Visualization of the Rolling Contact Fatigue Cracks in Rail Tracks with a Magnetooptical Sensor

• Published in: Journal of nondestructive evaluation Vol. 38; no. 3; pp. 1 - 8
• Main Authors: Chotzoglou, A., Pissas, M., Zervaki, A. D., Haidemenopoulos, G. N., Pissas, T.
• Format: Journal Article
• Language: English
• Published: New York Springer US 01.09.2019; Springer Nature B.V
• Subjects: Algorithms; Carbon steels; Cementite; Characterization and Evaluation of Materials; Classical Mechanics; Computer vision; Control; Crack propagation; Cracks; Dynamical Systems; Engineering; Fatigue cracks; Fatigue failure; Ferromagnetic materials; Flaw detection; Magnetic fields; Magnetic permeability; Magnetism; Microstructure; Pearlite; Polarized light; Rolling contact; Sensors; Solid Mechanics; Structural steels; Vibration; Computer vision; Rolling contact fatigue; Rail head check; Rail tracks; Magnetooptic sensor
• ISSN: 0195-9298; 1573-4862
• DOI: 10.1007/s10921-019-0606-5

The rolling contact fatigue cracks (RCF), produced at the surface of the rail tracks, can be detected using a magnetooptical (MO) sensor. Rail tracks are carbon steels with pearlite microstructure. This microstructure has a lamellar texture composed of alternating layers of ferrite and cementite. Both phases are soft ferromagnetic materials at room temperature. If an external magnetic field is applied on the surface of a rail track, the reduced magnetic permeability causes a magnetic leakage field above the cracks. When the external magnetic field is removed, in most cases, a residual stray magnetic field remains above the cracks. When a MO sensor is placed on the surface of the rail track, the sudden change of the stray remanent magnetic field near a crack, yields a significant rotation of the polarization plane of the reflected light, resulting in high MO contrast, exactly above the cracks. Using a polished surface and a cross-section from the head of the rail track, we succeeded in visualizing the RCF cracks in the laboratory.
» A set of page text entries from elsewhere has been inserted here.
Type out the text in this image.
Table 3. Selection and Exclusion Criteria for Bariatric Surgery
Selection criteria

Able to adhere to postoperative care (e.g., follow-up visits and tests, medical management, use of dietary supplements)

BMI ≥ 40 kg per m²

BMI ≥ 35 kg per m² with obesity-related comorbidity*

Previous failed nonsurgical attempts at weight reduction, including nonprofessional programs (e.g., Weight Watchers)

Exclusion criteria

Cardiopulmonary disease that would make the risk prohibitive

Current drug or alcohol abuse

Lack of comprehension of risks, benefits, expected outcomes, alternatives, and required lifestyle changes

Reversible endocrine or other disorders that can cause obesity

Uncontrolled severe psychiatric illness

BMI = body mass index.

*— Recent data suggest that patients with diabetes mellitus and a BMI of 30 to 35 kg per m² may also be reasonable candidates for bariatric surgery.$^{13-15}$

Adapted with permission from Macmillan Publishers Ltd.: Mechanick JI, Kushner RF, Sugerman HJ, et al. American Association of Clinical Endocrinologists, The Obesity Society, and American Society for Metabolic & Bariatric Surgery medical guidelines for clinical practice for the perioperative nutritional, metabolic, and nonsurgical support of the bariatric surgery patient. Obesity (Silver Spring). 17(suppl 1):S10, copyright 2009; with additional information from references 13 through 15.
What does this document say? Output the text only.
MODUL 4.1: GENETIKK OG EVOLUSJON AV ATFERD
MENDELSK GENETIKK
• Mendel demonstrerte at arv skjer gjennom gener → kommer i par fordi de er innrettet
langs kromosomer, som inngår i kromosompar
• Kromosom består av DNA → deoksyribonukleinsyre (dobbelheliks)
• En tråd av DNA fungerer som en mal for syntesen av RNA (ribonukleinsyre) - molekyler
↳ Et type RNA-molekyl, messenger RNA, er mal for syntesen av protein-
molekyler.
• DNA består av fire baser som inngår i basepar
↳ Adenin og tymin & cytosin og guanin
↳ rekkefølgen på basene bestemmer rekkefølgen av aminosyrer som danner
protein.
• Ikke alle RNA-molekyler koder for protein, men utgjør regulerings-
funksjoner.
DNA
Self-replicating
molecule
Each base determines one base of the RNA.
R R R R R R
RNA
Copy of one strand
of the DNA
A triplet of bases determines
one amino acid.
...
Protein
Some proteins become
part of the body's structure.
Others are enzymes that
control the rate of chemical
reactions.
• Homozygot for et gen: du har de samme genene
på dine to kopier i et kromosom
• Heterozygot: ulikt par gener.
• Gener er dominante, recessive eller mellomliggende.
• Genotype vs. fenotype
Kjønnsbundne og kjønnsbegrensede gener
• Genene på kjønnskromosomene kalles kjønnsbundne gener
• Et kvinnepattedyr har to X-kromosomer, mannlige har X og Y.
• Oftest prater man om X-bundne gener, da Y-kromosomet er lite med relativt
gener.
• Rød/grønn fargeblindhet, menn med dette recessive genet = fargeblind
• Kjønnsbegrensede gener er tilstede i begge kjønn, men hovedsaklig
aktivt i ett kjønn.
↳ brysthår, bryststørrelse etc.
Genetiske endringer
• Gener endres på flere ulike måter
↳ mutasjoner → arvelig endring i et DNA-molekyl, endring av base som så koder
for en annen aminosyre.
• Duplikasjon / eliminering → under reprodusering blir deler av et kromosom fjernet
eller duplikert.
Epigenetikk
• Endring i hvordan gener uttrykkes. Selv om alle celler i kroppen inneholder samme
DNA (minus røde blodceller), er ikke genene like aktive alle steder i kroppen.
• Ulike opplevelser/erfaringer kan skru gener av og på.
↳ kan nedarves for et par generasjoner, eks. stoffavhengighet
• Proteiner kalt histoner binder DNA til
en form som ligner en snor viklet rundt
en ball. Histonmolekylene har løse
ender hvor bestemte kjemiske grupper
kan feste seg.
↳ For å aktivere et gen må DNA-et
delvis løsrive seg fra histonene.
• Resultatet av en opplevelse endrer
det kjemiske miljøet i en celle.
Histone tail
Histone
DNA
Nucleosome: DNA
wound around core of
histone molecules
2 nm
The RCF cracks can also be detected on the surface of the rail track, in field measurements, using a portable commercial polarized light microscope equipped with a MO sensor. Finally, we use computer vision methods, to automatically detect the RCF cracks, using video recorded by displacing the portable microscopy with the MO sensor, on the surface of the rail tracks. We tested an unsupervised automatic crack detection algorithm, which exploits the tubular contrast of the RCF cracks to pinpoint the pixels that correspond to them.